O Japão enfrenta limitações geográficas para a instalação de data centers, com terrenos planos e disponíveis escassos, especialmente próximos a grandes centros urbanos como Tóquio. A demanda por capacidade de processamento de IA cresce exponencialmente, impulsionada por empresas de tecnologia e startups. No entanto, a falta de regulamentação específica para o setor tem gerado conflitos com comunidades locais.

Em Inzai, outra cidade próxima à capital, moradores também organizaram protestos contra projetos semelhantes. Segundo dados da Associação Japonesa de Data Centers, o país planeja aumentar em 40% a capacidade instalada até 2028, mas o ritmo de construção enfrenta obstáculos devido à oposição popular e à escassez de energia.

Resposta das autoridades e perspectivas

O governo japonês, por meio do Ministério da Economia, Comércio e Indústria, declarou que está avaliando os impactos ambientais e trabalhando em diretrizes para a instalação de data centers. "Queremos equilibrar o avanço tecnológico com a proteção ambiental e o bem-estar das comunidades", disse um porta-voz.
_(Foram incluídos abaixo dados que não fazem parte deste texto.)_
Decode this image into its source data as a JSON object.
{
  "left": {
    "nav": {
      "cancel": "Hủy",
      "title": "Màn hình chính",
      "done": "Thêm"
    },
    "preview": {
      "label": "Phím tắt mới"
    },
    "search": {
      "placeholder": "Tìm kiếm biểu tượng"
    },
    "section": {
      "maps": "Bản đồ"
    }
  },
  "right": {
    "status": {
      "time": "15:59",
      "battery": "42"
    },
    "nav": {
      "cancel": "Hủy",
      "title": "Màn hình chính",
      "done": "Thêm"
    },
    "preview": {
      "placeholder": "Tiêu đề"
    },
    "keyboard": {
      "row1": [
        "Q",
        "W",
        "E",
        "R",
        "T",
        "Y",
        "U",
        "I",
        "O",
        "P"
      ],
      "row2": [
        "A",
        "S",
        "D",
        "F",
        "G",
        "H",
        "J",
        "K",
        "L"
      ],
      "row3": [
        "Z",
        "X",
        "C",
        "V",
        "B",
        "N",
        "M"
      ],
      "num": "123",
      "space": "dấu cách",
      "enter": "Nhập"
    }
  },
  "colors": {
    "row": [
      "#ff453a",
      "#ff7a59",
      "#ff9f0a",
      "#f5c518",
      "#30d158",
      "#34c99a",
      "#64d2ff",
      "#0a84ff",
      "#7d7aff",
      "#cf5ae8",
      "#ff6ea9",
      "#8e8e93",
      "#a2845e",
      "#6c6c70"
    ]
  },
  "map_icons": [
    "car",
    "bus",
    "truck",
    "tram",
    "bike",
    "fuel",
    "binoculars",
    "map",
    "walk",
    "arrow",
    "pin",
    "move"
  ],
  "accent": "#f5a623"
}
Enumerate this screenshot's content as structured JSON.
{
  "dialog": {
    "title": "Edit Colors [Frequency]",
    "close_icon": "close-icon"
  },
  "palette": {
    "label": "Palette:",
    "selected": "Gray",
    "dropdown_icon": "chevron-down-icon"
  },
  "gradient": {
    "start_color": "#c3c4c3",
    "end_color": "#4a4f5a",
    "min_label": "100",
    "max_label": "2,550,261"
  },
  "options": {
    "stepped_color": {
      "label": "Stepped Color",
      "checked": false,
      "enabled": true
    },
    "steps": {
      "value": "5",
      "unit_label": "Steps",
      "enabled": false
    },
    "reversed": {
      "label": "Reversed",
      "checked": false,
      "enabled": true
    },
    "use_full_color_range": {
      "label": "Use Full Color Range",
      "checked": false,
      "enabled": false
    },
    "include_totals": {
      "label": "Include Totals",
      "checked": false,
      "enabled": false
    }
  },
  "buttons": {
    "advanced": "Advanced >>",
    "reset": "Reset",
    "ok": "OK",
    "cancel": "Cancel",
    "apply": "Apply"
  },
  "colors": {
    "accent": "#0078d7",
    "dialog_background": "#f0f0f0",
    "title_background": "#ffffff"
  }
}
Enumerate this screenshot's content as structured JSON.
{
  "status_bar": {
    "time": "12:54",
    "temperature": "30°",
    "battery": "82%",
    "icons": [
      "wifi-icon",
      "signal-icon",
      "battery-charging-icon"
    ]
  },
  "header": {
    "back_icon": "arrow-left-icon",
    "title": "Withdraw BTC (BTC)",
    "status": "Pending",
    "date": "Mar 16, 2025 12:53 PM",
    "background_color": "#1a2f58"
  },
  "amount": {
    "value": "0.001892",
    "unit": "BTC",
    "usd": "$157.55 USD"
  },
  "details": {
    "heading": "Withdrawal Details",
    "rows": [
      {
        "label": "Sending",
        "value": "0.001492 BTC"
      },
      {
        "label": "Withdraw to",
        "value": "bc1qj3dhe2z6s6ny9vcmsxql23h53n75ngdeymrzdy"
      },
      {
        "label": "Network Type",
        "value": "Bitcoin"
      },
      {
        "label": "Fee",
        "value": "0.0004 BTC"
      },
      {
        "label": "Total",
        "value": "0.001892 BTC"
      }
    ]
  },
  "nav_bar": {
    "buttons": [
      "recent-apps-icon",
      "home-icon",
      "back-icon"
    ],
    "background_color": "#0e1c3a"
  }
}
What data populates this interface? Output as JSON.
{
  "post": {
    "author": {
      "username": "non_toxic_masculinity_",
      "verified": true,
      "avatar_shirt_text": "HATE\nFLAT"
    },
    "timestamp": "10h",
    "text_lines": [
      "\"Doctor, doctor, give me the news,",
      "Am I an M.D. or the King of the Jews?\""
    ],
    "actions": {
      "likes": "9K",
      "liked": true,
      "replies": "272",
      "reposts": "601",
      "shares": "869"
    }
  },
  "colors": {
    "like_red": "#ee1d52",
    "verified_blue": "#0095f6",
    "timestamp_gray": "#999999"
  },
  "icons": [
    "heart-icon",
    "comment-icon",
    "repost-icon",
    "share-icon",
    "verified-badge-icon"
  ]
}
Enquanto isso, a Mitsui Fudosan busca alternativas, como a realocação de algumas instalações para áreas menos densamente povoadas.

Especialistas apontam que, sem um diálogo efetivo e medidas compensatórias, os protestos podem se espalhar para outras regiões. A situação em Hino e Inzai serve como alerta para os desafios da expansão da infraestrutura de IA no Japão, um país com alta densidade populacional e rigorosas normas ambientais.